Debussy, Fauré et Sibelius avaient manifesté un réel intérêt pour l'illustration musicale de la pièce de Maeterlinck en développant une esthétique différente, certes, mais assez peu orientée vers une réelle modernité, ce qu'évite sans conteste l'Autrichien Schoenberg. Manifestement, son poème symphonique n'a que peu à voir avec les autres illustrations du texte de Maeterlinck réalisées par ces compositeurs, sans oublier de citer les participations moins réputées de la Française Mel Bonis (1858-1937) avec une pièce pour piano Mélisande de 1923, de l'Ouverture op. 5 Pelléas et Mélisande de l'Anglais Cyril Scott (1879-1970) composée en 1900, ou encore du Britannique William Wallace (1860-1940) qui écrivit une suite d'orchestre autour de 1900. En toute conscience, Schoenberg dota sa partition d'une densité sonore extraordinaire, l'enrichit de nombreuses innovations à la fois mélodiques et harmoniques mais aussi d'inventions orchestrales dont un spectaculaire glissando des trombones.
L'immense chef d'orchestre et compositeur bavarois Richard Strauss avait suggéré à son collègue viennois d'écrire un opéra inspiré par Pelléas et Mélisande à un moment où ils ne connaissaient pas encore l'opéra novateur de Debussy. Schoenberg préféra élaborer un poème symphonique en suivant assez scrupuleusement les étapes de la pièce et en l'enrichissant subtilement d'un travail thématique varié. Il conçut sa partition en un seul et immense mouvement. Cependant l'analyse y distingue les quatre parties traditionnelles.
Pelléas et Mélisande, une œuvre de Schoenberg tonale post-wagnérienne
A l'époque de la composition de Pelléas et Mélisande, Arnold Schoenberg se considérait encore comme l'héritier de la tradition germanique et n'avait pas abandonné la tonalité. Si la musique de Pelléas et Mélisande appartient encore à la période post-wagnérienne du compositeur, elle s'éloigne quelque peu du post-romantisme de La Nuit transfigurée op. 7 dont la version pour sextuor à cordes date de 1899, et de la Symphonie de chambre op. 9 (1906). Pour cette partition, il décida d'utiliser un orchestre pléthorique à l'image de l'effectif de sa gigantesque cantate les Gurrelieder, pour solistes, chœur mixte, orchestre et récitant. Mais aussi, comme l'air du temps l'y incitait (Strauss, Mahler, Zemlinsky…), il fit appel à dix-sept bois par quatre ou cinq (dont cinq clarinettes), dix-huit cuivres (huit cors, quatre trompettes, cinq trombones, un tuba), huit percussions, deux harpes, un nombre considérable de cordes. L'œuvre dure environ 45 minutes.

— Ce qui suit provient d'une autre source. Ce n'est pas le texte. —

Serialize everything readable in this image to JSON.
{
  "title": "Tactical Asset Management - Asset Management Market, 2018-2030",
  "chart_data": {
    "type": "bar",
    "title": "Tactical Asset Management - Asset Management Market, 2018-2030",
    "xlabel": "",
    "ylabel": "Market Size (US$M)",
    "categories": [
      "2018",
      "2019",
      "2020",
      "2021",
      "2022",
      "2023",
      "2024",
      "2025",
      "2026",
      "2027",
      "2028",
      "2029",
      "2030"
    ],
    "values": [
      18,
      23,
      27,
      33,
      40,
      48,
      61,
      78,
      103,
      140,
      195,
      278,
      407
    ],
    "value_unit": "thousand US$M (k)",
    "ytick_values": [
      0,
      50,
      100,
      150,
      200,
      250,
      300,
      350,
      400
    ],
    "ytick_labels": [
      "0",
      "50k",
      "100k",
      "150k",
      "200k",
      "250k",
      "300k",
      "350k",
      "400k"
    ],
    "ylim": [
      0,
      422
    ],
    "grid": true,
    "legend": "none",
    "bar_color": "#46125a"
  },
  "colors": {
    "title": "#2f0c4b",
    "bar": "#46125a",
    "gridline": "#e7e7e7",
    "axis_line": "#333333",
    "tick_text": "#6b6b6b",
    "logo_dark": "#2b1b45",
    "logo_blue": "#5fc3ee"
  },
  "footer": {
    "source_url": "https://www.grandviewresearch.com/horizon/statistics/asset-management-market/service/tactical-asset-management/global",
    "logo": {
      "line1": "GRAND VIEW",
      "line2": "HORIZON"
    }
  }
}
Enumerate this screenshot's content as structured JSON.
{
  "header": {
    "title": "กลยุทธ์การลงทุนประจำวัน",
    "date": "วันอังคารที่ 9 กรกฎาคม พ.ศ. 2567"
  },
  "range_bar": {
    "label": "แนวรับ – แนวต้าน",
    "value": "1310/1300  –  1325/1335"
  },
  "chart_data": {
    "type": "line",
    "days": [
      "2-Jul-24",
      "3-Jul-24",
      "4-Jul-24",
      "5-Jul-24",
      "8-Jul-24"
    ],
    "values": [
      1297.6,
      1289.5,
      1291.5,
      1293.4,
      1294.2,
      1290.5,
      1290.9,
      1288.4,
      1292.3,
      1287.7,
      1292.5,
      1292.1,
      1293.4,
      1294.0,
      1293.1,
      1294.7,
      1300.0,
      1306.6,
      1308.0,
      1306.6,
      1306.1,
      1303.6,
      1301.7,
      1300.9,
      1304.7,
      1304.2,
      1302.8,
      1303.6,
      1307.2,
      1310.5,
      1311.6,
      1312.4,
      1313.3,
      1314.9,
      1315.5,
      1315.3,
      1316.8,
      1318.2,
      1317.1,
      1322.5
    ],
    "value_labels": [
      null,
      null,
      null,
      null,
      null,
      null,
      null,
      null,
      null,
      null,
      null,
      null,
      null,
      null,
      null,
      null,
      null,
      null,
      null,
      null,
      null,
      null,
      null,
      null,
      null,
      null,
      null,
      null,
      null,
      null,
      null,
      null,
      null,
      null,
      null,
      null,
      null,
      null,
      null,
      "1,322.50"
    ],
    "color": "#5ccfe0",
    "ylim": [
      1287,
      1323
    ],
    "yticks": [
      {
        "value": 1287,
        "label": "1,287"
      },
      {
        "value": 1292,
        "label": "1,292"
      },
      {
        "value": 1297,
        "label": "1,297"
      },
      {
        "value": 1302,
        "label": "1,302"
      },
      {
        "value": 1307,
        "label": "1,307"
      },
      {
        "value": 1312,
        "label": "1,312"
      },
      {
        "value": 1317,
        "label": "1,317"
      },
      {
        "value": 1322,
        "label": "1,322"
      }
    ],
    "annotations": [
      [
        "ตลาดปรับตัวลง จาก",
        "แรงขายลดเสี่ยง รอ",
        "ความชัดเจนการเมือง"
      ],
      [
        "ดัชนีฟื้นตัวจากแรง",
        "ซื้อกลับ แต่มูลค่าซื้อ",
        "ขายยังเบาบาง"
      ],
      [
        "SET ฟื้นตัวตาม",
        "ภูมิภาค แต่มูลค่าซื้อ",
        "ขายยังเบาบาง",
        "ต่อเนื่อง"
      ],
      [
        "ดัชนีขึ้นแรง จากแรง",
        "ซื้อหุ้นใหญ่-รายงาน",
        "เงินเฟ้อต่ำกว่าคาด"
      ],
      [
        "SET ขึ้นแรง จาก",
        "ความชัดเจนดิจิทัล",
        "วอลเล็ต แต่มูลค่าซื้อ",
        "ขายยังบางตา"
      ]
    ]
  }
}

Un Pelléas et Mélisande à part
La musique tente de concilier, d'une part un aspect illustratif, descriptif même, et d'autre part, une volonté symphonique que traduit son exigence formelle, son attention architecturale, tout en utilisant des cellules mélodiques brèves aisément identifiables reliées aux personnages et aux situations.
La partition dispense des ébauches mélodiques basées sur un chromatisme intense et flirte avec un climat extatique impressionnant. Parmi les innovations, on relèvera des gammes par tons et des accords par superposition de quartes, ébauche d'une première avancée vers l'atonalité. Le riche travail polyphonique et la sommation de plusieurs sujets et motifs accentuent la complexité de l'œuvre et l'exigence nécessaire à son approche face à la disparition des repères habituels. La complexité et l'intranquillité du foisonnant tissu sonore contraste avec les autres lectures musicales de la pièce de Maeterlinck, d'où les réactions féroces et violentes du public lors de la création, puis dans la foulée de la critique professionnelle.
Nul doute qu'aujourd'hui le Pelléas et Mélisande de Schoenberg pourrait bénéficier d'un accueil nettement plus positif en dépit de sa franche opposition aux canons du romantisme tardif qui ont fait sa gloire.
Conseils d'écoute
John Barbirolli à la tête du New Philharmonia Orchestra en a donné une excellente lecture pour EMI Pathé Marconi, enregistrement de 1974 transféré en CD chez Warner Classics Import. Pierre Boulez a quant à lui, réalisé plusieurs enregistrements de haute qualité de Pelléas et Mélisande. On en retiendra deux. Le premier chez Apex (anciennement Erato) avec le Chicago Symphony Orchestra, gravure de 1991. Le second chez DG avec le Gustav Mahler Jugendorchester, publié en 2011.
Illustration : peinture de Carlos Schwabe pour Maeterlinck (1892)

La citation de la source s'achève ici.